MOST OF the other professional golfers had gone fishing or to lunch, but one of them stayed behind. Tall, lean and blond (where have we seen that face before?), he stood on the driving range at Thanksgiving Point Monday afternoon, driving ball after ball deep into the blue vault of the sky. Whhh-ack!

"Sure looks like his father," said one onlooker to another.Mike Nicklaus was hitting a bucket of balls side by side with weekend hackers. Guys lobbing divots the size of door mats onto the range. Guys in basketball sneakers and shorts, sneaking peeks at the golden kid ripping shots into tomorrow. Over and over, Nicklaus stepped to the tee, rolled the club in his hand like dice, and launched a drive some 300 yards, then stepped back to analyze the shot with Phil Rogers, the famous shot doctor.

"He's got some talent!" Rogers yelled to a short, dark-haired young man in a black shirt and gray slacks who was practicing nearby. A guy by the name of Wayne Player, if the name on the caddy means anything.

"He just needs some direction!" joked Player.

Wait a minute. The mind reels. Nicklaus and Player. Young and hungry again. Honing their games on the range with the duffers. Meet Nicklaus and Player, The Next Generation. The sons of Jack Nicklaus and Gary Player, the legends, winners of 24 majors between them. They spent the morning playing in a pro-am event with their fathers in the Champions Challenge, but now their old men are gone. Like most of the golfers, they accepted invitations to go fly fishing or to meet in the clubhouse for lunch, but Nicklaus and Player - Part Deux - declined.

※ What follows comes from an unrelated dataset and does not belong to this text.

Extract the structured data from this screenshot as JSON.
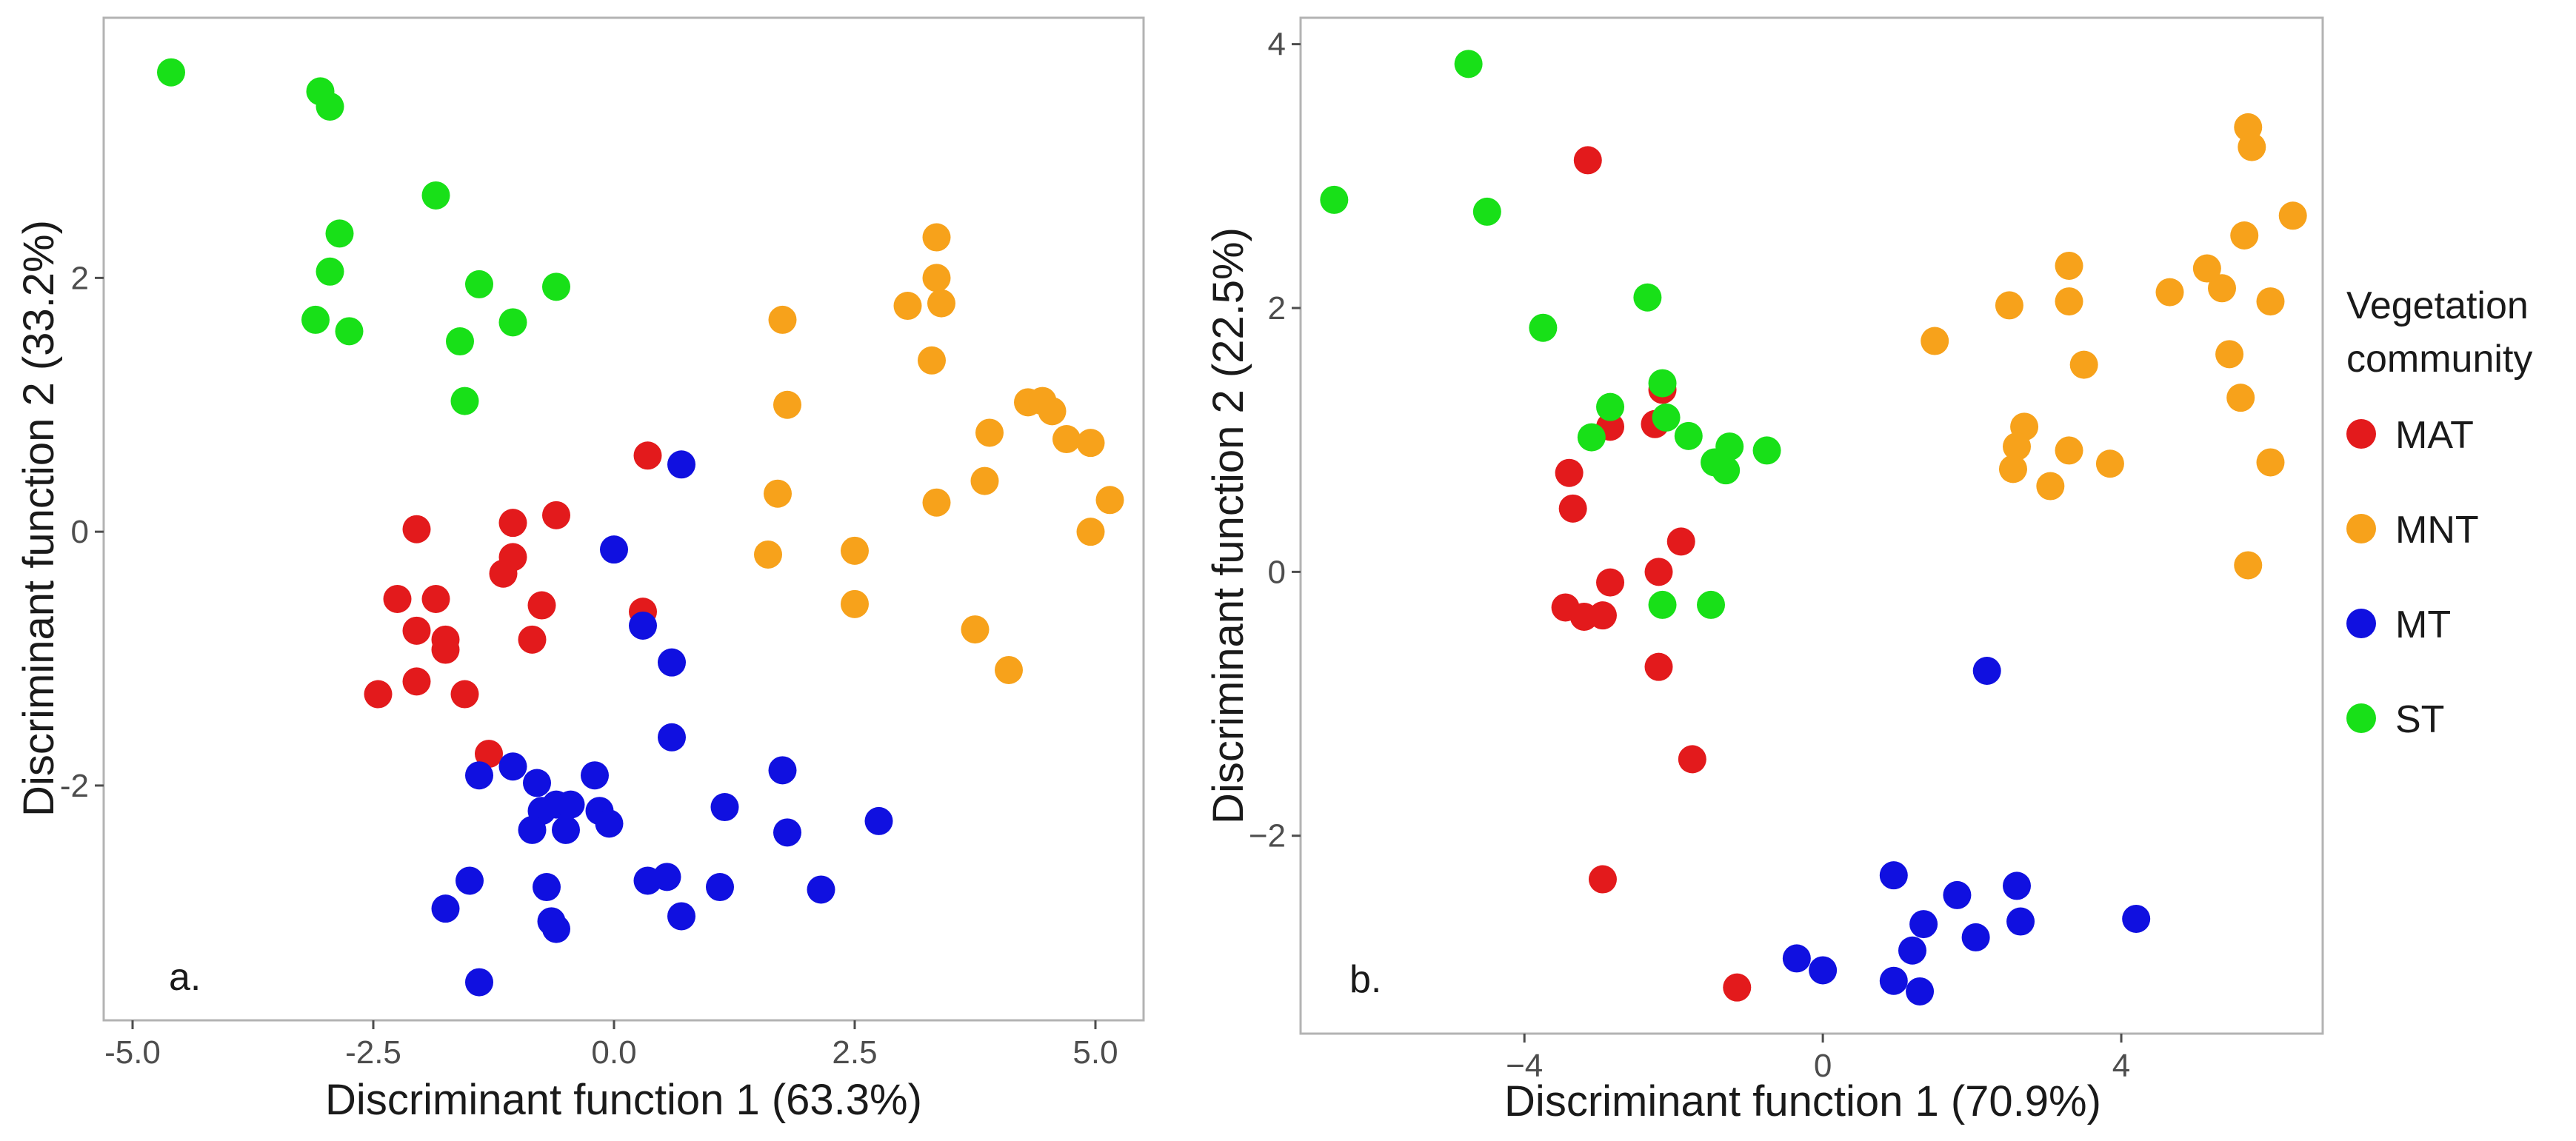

"I wanted to go," said Nicklaus, "but I need to spend a little time working on some things."

Nicklaus had hit the last of the balls and was slipping his clubs into his bag when The Question came. How was it, this playing his father's game?

"There are more benefits than there are negatives," he said. But moments later, he adds, "It bothers me sometimes. It bothers me just how pure he hits the ball. I keep putting in the work, but I don't hit it like that."

This is the way of it. If somebody else isn't comparing himself to the old man, he's doing it himself. At least on this account, he has company this week. Somebody turned the Champions Challenge into a father-son outing, which seemed fitting coming the day after Father's Day. Five legendary pros brought their sons to play in the tournament. Jack and Mike. Gary and Wayne Player. Hale and Steve Irwin. Johnny Miller and Johnny Jr. Billy and Bobby Casper.

Except for Player, none of the sons has even made the PGA Tour yet, but they are trying. They could have made it easier on themselves. They could have chosen another profession. They could have become, say, plumbers. Or architects. Sequels don't play well in theaters or on golf courses. How many sons have surpassed their fathers in golf or even succeeded on the pro tour. Only a handful earned a living at it - Raymond Floyd, Dave Stockton and Al Geiberger - but that doesn't keep others from trying.

"If every son (of a tour golfer) was successful and you weren't, that would be pressure," said Johnny Miller Jr. "It is hard to follow Dad into anything. I hope someone will break the ice."

There is no escaping the shadow of their famous fathers and the pressure that brings, and none of them seem to want to. Player seems to invite comparison. He even dresses like his father did. Johnny Jr. proudly gushes about his father on demand and says things like, "I wouldn't even be here if it weren't for my father." Irwin, a Nike Tour player, served as a caddy for his father at the U.S. Open.

Nicklaus, whose father casts the biggest shadow, wears a hat with a Golden Bear emblem on it. He even looks like a longer version of his father, 30 years ago. He plays on the Golden Bear Tour. He tried once to give up the game, but now he wants to follow in his father's spike marks.

"I didn't ever give golf a chance," he says.

In high school, he played football - and blew out his knee - and basketball. He went on to become a fine golfer for Georgia Tech, but after leaving school he dropped the game and never intended to take it up again. In truth, he was irritated at the game because he hadn't played as well as he hoped. For four months he worked in his dad's golf course design company and didn't pick up a club until his anger subsided. After serving as a caddy for his brother Jackie in a European qualifying school and sizing up the competition, he decided he could play with them. He took up the game again about a year ago with renewed vigor.

"I've only worked hard on golf for a year," he says.

At 24, he plays his father's tour - a PGA prep tour based in Palm Beach that consists of about 186 players - then he plans to attend the PGA qualifying school and hopes to follow his father onto the tour. Today, he will join his father in a foursome (with the Millers) and study again with the master, the Golden Kid and the Golden Bear.

"The older I get, the more I enjoy how good he is," says Mike. "I think he's the greatest player ever."

And that, he'll tell you, is lot to measure up to.